Cytoplasmic. It binds to activated cell surface receptors, cell adhesion molecules and scaffolding adapters.

SHP-2 functions as an intracellular signal transducer. It positively modulates signal flow in most circumstances, but can also function as negative regulator depending upon its binding partner and interactions with downstream signaling networks. SHP-2 positively controls the activation of the RAS/MAPK cascade induced by several growth factors, and negatively regulates JAK/STAT signaling. In most cases, SHP-2s function in intracellular signaling appears to be immediately proximal to activated receptors and upstream to RAS. The mechanisms of SHP-2s action and its physiological substrates are still poorly defined. However, both membrane translocation and PTPase activity are required for SHP-2 function. SHP-2 is required during development. Embryos nullizygous for Shp-2 have defects in gastrulation and mesodermal patterning resulting in severe abnormalities in axial and paraxial mesodermal structures. Shp-2 function is also required for development of terminal and skeletal structures, semilunar valvulogenesis in the heart, and hematopoiesis.

PTPN6 (protein tyrosine phosphatase, non-receptor type, 6) previously known as SHP1 or SHP-1 (Src homology 2 domain-containing protein tyrosine phosphatase, 1).

At least two distinct classes of PTPN11 mutations have been identified in humans.

The first group, which has germ-line origin, causes Noonan syndrome and closely related developmental disorders.

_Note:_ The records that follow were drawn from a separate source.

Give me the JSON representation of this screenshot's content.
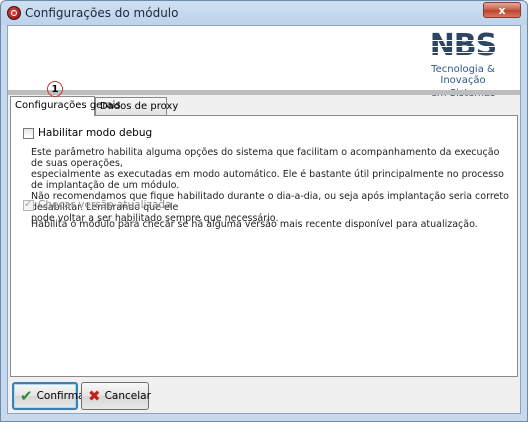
{
  "window": {
    "title": "Configurações do módulo",
    "close_label": "x"
  },
  "logo": {
    "mark": "NBS",
    "tagline_line1": "Tecnologia & Inovação",
    "tagline_line2": "em Sistemas",
    "brand_color": "#2f4564",
    "tagline_color": "#2e5a8c"
  },
  "annotation": {
    "badge": "1"
  },
  "tabs": [
    {
      "label": "Configurações gerais",
      "active": true
    },
    {
      "label": "Dados de proxy",
      "active": false
    }
  ],
  "options": {
    "debug": {
      "label": "Habilitar modo debug",
      "checked": false,
      "description": [
        "Este parâmetro habilita alguma opções do sistema que facilitam o acompanhamento da execução de suas operações,",
        "especialmente as executadas em modo automático. Ele é bastante útil principalmente no processo de implantação de um módulo.",
        "Não recomendamos que fique habilitado durante o dia-a-dia, ou seja após implantação seria correto desabilitar. Lembrando que ele",
        "pode voltar a ser habilitado sempre que necessário."
      ]
    },
    "check_version": {
      "label": "Checar versão atualizada",
      "checked": true,
      "disabled": true,
      "description": [
        "Habilita o módulo para checar se há alguma versão mais recente disponível para atualização."
      ]
    }
  },
  "buttons": {
    "confirm_label": "Confirmar",
    "cancel_label": "Cancelar"
  }
}
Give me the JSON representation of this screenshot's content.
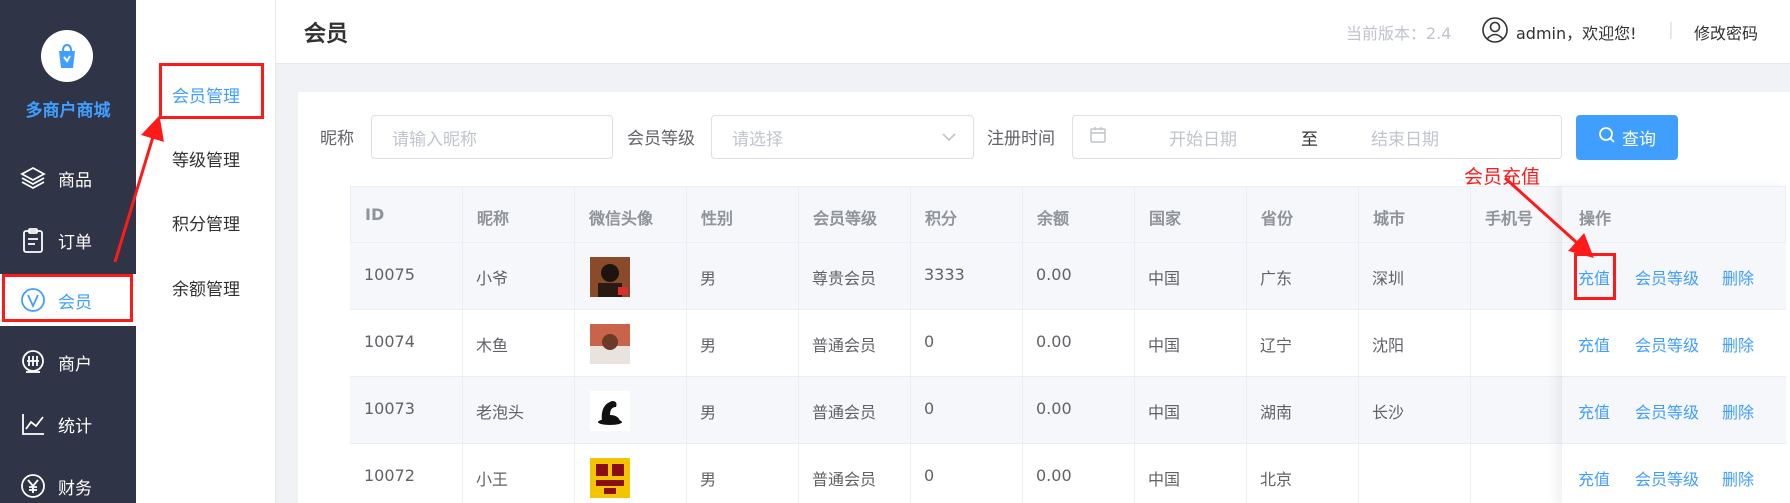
{
  "sidebar": {
    "logo_text": "多商户商城",
    "items": [
      {
        "label": "商品",
        "icon": "layers-icon"
      },
      {
        "label": "订单",
        "icon": "clipboard-icon"
      },
      {
        "label": "会员",
        "icon": "vip-icon"
      },
      {
        "label": "商户",
        "icon": "supplier-icon"
      },
      {
        "label": "统计",
        "icon": "chart-line-icon"
      },
      {
        "label": "财务",
        "icon": "yen-icon"
      }
    ],
    "active_index": 2
  },
  "subnav": {
    "items": [
      {
        "label": "会员管理"
      },
      {
        "label": "等级管理"
      },
      {
        "label": "积分管理"
      },
      {
        "label": "余额管理"
      }
    ],
    "active_index": 0
  },
  "header": {
    "title": "会员",
    "version": "当前版本：2.4",
    "user": "admin，欢迎您!",
    "separator": "|",
    "change_password": "修改密码"
  },
  "filters": {
    "nickname_label": "昵称",
    "nickname_placeholder": "请输入昵称",
    "level_label": "会员等级",
    "level_placeholder": "请选择",
    "regtime_label": "注册时间",
    "start_placeholder": "开始日期",
    "range_sep": "至",
    "end_placeholder": "结束日期",
    "search_label": "查询"
  },
  "table": {
    "columns": [
      "ID",
      "昵称",
      "微信头像",
      "性别",
      "会员等级",
      "积分",
      "余额",
      "国家",
      "省份",
      "城市",
      "手机号",
      "操作"
    ],
    "rows": [
      {
        "id": "10075",
        "nickname": "小爷",
        "gender": "男",
        "level": "尊贵会员",
        "points": "3333",
        "balance": "0.00",
        "country": "中国",
        "province": "广东",
        "city": "深圳",
        "phone": ""
      },
      {
        "id": "10074",
        "nickname": "木鱼",
        "gender": "男",
        "level": "普通会员",
        "points": "0",
        "balance": "0.00",
        "country": "中国",
        "province": "辽宁",
        "city": "沈阳",
        "phone": ""
      },
      {
        "id": "10073",
        "nickname": "老泡头",
        "gender": "男",
        "level": "普通会员",
        "points": "0",
        "balance": "0.00",
        "country": "中国",
        "province": "湖南",
        "city": "长沙",
        "phone": ""
      },
      {
        "id": "10072",
        "nickname": "小王",
        "gender": "男",
        "level": "普通会员",
        "points": "0",
        "balance": "0.00",
        "country": "中国",
        "province": "北京",
        "city": "",
        "phone": ""
      }
    ],
    "actions": {
      "recharge": "充值",
      "level": "会员等级",
      "delete": "删除"
    }
  },
  "annotation": {
    "text": "会员充值",
    "color": "#ff1a1a"
  },
  "colors": {
    "accent": "#409eff",
    "sidebar_bg": "#2f3447"
  }
}
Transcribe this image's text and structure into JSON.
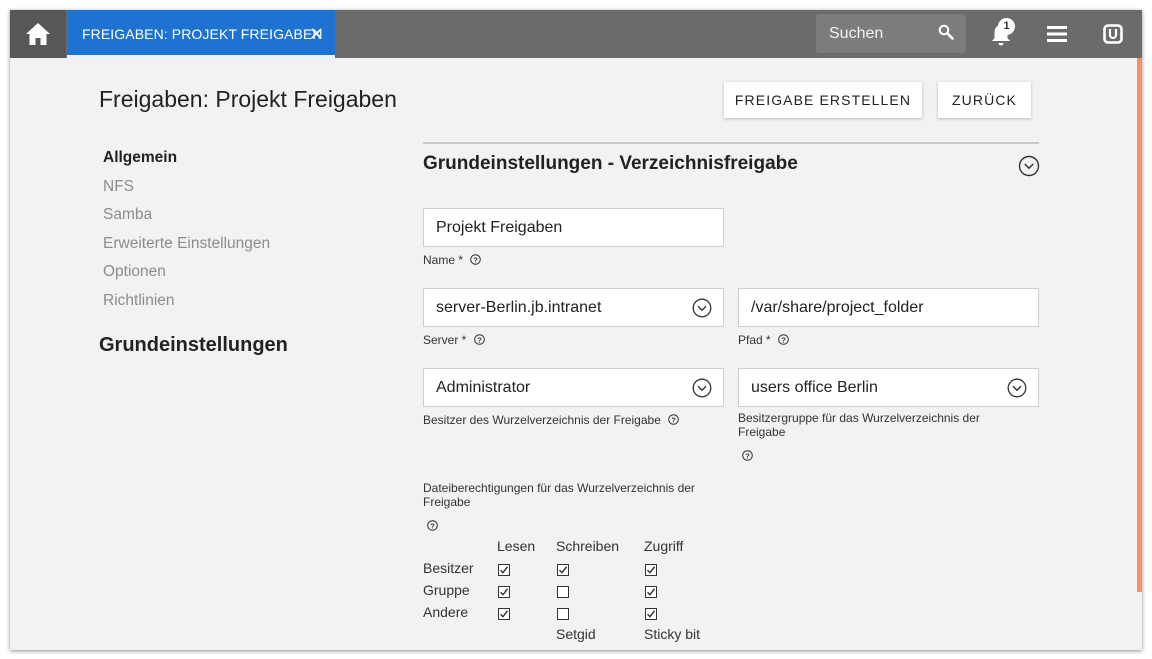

The second group, acquired as a somatic event, has been documented in a heterogeneous group of hematologic malignancies and pre-leukemic disorders, and rarely in certain solid tumors.
The vast majority of mutations affect residues residing at or close to the interface between the N-SH2 and PTP domains. Increasing evidence supports that both germ-line and somatic mutations promote SHP-2 gain-of-function by destabilizing the catalytically inactive conformation of the protein, and prolong signal flux through the RAS/MAPK pathway in a ligand-dependent manner.
A mouse model bearing the NS-causative D61G mutation in the Ptpn11 gene has been recently generated and characterized. The Ptpn11^D61G/D61G genotype is embryonic lethal. At day E13.5, these embryos are grossly edematous and hemorrhagic, have diffuse liver necrosis and severe cardiac defects. Heterozygous embryos exhibit cardiac defects, proportionate growth failure and perturbed craniofacial development. Hematologic anomalies include a mild myeloproliferative disease. Ptpn11^D61G/+ embryonic fibroblasts exhibit a three-fold increased Shp-2 activity and increased association of Shp-2 with Gab1 after stimulation with EGF. Cell culture and whole embryo studies reveal that increased RAS/MAPK signaling is variably present, appearing to be cell-context specific.

Selection: 124A>G (T42A), 179-181delGTG (delGly60), 181-183delGAT (delAsp61), 182A>G (D61G), 184T>G (Y62D), 188A>G (Y63C), 214G>T (A72S), 215C>G (A72G), 218C>T (T73I), 228G>T,C (E76D), 236A>G (N79R), 317A>C (D106A), 836A>G (Y279C), 922A>G (N308D), 1403C>T (T468M), 1510A>G (M504V).

Selection: 181G>T (D61Y), 182A>T (D61V), 205G>A (E69K), 211-213TTT>AAA (F71K), 214G>A (A72T), 215C>T (A72V), 226G>A (E76K), 226G>C (E76Q), 227A>T (E76V), 227A>G (E76G), 227A>C (E76A), 1471C>T (P491S), 1472C>T (P491L), 1504T>C (S502P), 1504T>G (S502A), 1520C>A (T507K), 1528C>A (Q510K).